Son los recursos internos que sostienen las decisiones, orientan el comportamiento y, en última instancia, definen cómo se construye, preserva y transfiere la riqueza.
Hemos visto cómo:
• Grandes fortunas se diluyen por conflictos familiares.
• Decisiones impulsivas erosionan años de construcción.
• La falta de propósito termina debilitando el legado.
La causa, en la mayoría de los casos, no es técnica, sino humana.
Un patrimonio verdaderamente sólido no es solo el que crece, sino el que:
• Se sostiene en el tiempo.
• Evita conflictos.
• Trasciende generaciones.
Esto solo es posible cuando el capital financiero, el estructural y el interno actúan de manera integrada.
Para Zigma Capital, los tres pilares del patrimonio son:
1. Capital financiero:
Lo que el cliente tiene: activos, inversiones, liquidez y rentabilidad.
2. Capital estructural:
¿Cómo está organizado? Vehículos(Persona natural, jurídica, fideicomisos) , eficiencia fiscal, gobierno familiar y procesos de sucesión.
3. Capital interno:
Cómo se sostiene y trasciende: criterio, propósito y calidad en la toma de decisiones.

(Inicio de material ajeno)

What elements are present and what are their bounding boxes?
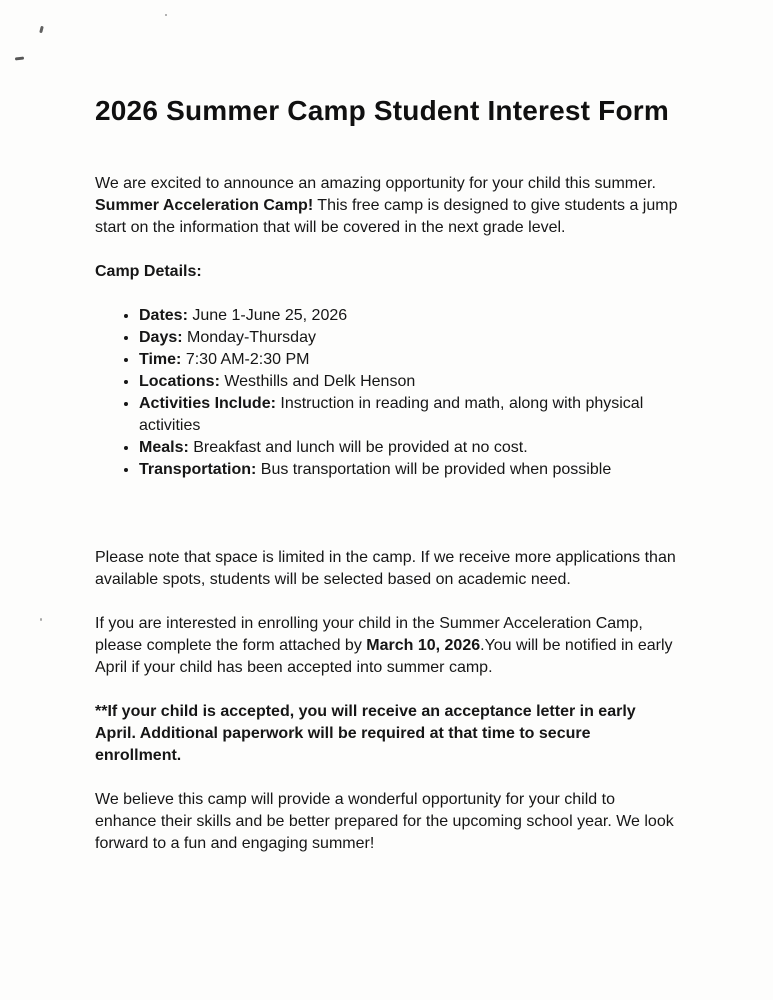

Nuestros componentes del capital interno
• Propósito → define la dirección del patrimonio.
• Sabiduría → eleva la calidad de las decisiones.
• Dominio propio → asegura disciplina en la ejecución.
• Claridad emocional → aporta estabilidad en momentos de incertidumbre.
• Buenas Relaciones (confianza y armonía) → garantizan continuidad generacional.
• Visión de largo plazo → sostiene el legado en el tiempo.